Dish’s New 5G Network, Created By Trump Regulators To Justify Rubber Stamping T-Mobile Merger, Looks Like A Silly Dud

A few years ago the Trump DOJ and FCC rubber-stamped the Sprint T-Mobile merger without heeding expert warnings that it would stifle competition, kill jobs and slowly raise rates. Working closely with T-Mobile and Dish, the FCC and DOJ antitrust enforcers" unveiled what they claimed was a fix" for these problems: they'd cobble together a fourth major replacement wireless carrier in Dish Network.
As we noted a few times, the proposal was never likely to succeed. One, because Dish had no track record in this space outside of a parade of empty promises. Two, because the remaining three providers (AT&T, Verizon, T-Mobile) and Wall Street want less price competition and would be incentivized at every step to ensure it fails.
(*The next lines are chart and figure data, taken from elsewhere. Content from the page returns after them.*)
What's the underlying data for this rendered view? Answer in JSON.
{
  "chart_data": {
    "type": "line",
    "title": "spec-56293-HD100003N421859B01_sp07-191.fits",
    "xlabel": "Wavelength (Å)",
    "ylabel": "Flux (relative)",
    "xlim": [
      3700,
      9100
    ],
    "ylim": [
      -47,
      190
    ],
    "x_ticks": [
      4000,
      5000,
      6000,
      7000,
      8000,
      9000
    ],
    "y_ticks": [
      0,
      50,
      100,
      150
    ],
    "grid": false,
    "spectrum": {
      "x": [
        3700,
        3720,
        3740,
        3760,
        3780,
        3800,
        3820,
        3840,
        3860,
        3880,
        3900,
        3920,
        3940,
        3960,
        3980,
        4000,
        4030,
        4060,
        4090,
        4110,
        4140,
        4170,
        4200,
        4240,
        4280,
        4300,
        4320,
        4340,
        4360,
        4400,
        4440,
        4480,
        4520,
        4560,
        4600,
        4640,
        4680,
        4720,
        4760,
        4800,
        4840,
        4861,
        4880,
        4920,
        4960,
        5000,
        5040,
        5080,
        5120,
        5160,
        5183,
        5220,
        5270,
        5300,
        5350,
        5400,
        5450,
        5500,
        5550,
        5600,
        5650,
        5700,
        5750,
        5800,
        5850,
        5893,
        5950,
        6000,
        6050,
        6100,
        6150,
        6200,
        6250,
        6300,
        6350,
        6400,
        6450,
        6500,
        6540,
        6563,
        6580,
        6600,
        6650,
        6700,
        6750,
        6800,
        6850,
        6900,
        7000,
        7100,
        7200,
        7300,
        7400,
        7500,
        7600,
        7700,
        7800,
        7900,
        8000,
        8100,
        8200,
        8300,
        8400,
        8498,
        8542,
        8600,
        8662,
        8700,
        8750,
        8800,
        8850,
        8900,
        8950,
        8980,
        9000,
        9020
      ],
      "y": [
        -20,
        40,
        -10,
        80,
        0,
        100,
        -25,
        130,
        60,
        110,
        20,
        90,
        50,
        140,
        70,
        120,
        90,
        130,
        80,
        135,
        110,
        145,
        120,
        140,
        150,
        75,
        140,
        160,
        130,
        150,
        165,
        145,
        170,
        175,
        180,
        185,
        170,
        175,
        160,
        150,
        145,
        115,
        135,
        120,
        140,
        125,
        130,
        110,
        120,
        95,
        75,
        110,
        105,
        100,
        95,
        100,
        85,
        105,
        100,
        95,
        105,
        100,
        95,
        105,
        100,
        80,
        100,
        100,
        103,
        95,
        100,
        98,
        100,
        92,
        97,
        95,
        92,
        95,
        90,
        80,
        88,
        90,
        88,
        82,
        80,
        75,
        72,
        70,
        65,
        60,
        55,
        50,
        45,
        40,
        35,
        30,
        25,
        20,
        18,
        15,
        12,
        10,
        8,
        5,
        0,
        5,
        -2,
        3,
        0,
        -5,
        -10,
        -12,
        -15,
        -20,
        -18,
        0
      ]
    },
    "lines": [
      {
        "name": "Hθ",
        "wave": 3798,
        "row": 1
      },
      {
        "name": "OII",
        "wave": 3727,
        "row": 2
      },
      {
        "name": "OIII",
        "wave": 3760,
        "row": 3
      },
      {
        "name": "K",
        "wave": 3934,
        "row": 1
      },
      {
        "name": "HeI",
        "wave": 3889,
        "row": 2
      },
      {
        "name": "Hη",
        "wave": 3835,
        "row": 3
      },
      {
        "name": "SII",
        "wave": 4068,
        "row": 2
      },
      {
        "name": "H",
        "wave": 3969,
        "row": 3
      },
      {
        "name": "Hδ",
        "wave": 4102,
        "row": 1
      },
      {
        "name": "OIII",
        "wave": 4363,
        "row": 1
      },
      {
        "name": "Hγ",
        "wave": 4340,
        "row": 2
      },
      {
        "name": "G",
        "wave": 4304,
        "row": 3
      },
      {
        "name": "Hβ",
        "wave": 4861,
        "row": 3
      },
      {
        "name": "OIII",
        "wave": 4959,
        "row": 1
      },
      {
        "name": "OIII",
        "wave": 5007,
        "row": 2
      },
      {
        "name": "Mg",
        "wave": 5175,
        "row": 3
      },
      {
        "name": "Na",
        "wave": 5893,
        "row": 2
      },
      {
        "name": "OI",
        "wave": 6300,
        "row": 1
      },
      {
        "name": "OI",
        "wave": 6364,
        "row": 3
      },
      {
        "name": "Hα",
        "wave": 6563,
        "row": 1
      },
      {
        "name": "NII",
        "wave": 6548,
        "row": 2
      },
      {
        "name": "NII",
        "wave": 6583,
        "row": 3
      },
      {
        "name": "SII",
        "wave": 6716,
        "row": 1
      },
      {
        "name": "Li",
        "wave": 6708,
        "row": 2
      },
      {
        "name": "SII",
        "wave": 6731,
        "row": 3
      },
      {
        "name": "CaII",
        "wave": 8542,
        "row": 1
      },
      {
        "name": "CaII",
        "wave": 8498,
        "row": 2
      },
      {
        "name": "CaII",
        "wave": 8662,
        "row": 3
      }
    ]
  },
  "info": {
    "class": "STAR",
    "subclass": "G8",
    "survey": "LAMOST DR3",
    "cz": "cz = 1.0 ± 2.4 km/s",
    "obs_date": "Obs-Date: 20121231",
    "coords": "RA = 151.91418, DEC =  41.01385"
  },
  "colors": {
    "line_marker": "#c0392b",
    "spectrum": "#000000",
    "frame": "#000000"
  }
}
And three, because an incompetent and feckless FCC (displaying various degrees of said incompetence and fecklessness under both parties) would not likely dole out more than wrist slaps should Dish miss major build out milestones.
So far, things are going just about as well as you'd expect. T-Mobile has already laid off 5,000 employees, wireless prices have slowly been creeping skyward, and the Dish network plan has seen repeated delays thanks in part to squabbling between T-Mobile and Dish.
Dish finally launched its Genesis" 5G network in Las Vegas. And by Las Vegas," they mean select, poorly-defined, limited portions of Las Vegas. With only one phone and one plan available. And even then, The Verge reviewers, who recently tried to give the network a spin, had a hell of a time even signing up:
The problems started pretty much as soon as I hit launch.genesis5g.com. Clicking on the order now" button, I was prompted to enter my email and home address. But once I did, the site told me I didn't have a valid address - not that the service wasn't available at my house but that the address I had entered (correctly, I checked, several times) wasn't right.
It didn't appear to be limited to just my building; my colleagues and I tried entering addresses in several supposedly supported cities, but the site would tell us they were invalid. To be clear, this wasn't a situation where we were incorrectly formatting the addresses. (Project Genesis' website suggests addresses to you and lets you autofill the form using them.) It was saying that the addresses it had provided weren't acceptable.
The experience gets worse from there, with virtually no hardware or plan options, a bunch of restrictions (you can't bring your own phone), and failures at checkout and password creation. Now the network is most assuredly in its early stages, but that's a lot of warning signs.
As per the T-Mobile merger approval agreement, Dish had to deliver service to 20 percent of the country as of June 14. A Dish press release claims the company has already exceeded this threshold by launching the service in 120 cities. It's possible, but nobody seems to have been able to independently confirm this. The hard part comes next: Dish has to cover 70% of the population by next year and 75% by 2025.
There are several problems. Again, Dish hasn't shown the competency to pull this off. At any point. The FCC (be it under Trump or Biden) hasn't shown it's competent enough to hold Dish's feet to the fire. At any point. Dish also continues to bleed money from its sagging satellite TV and existing wireless business (which was supposed to cushion the huge costs of building out this giant 5G network).
Again, the entire point of this network was to provide a massive competitive counterbalance to the competition lost by the T-Mobile Sprint merger. But AT&T, Verizon, and T-Mobile aren't going to be threatened by a network with one device, one plan, that people generally can't sign up for, run by a company with no experience who apparently can't build a basic sign up website. All overseen by regulators that generally aren't interested in standing up to big telecom providers.
There's just a lot of wishful thinking involved in this project everywhere you look.
Based on 22 years watching US telecom repeat similar cycles, I suspect this project goes something like this: Dish strings regulators along for a few years with a few minor wrist slaps for missing some of next year's bigger deadlines. But ultimately the project falls flat on its face due to incompetence, consumer disinterest, and AT&T/Verizon/T-Mobile covert political meddling.
Dish CEO Charlie Ergen ultimately retires after making billions of dollars offloading what network does exist, with any regulatory fines made completely irrelevant by the huge sums of money he'll make selling off valuable spectrum to one of the three remaining incumbents. Lots of layoffs, lots of bloodshed, with the winners (as usual) being Wall Street, the biggest telecom players, and a handful of executives.
All of it blamed entirely on something other (inflation, supply chain issues) than the original culprit (greed, regulatory capture).
The Trump era folks who built this deal were looking for any flimsy justification they could find to approve greater U.S. telecom consolidation, which generally only benefits investors and executives. When the impact of this consolidation becomes clear in the form of more layoffs and price hikes, every last one of them will pretend none of it ever happened and that they played no active role in any of it.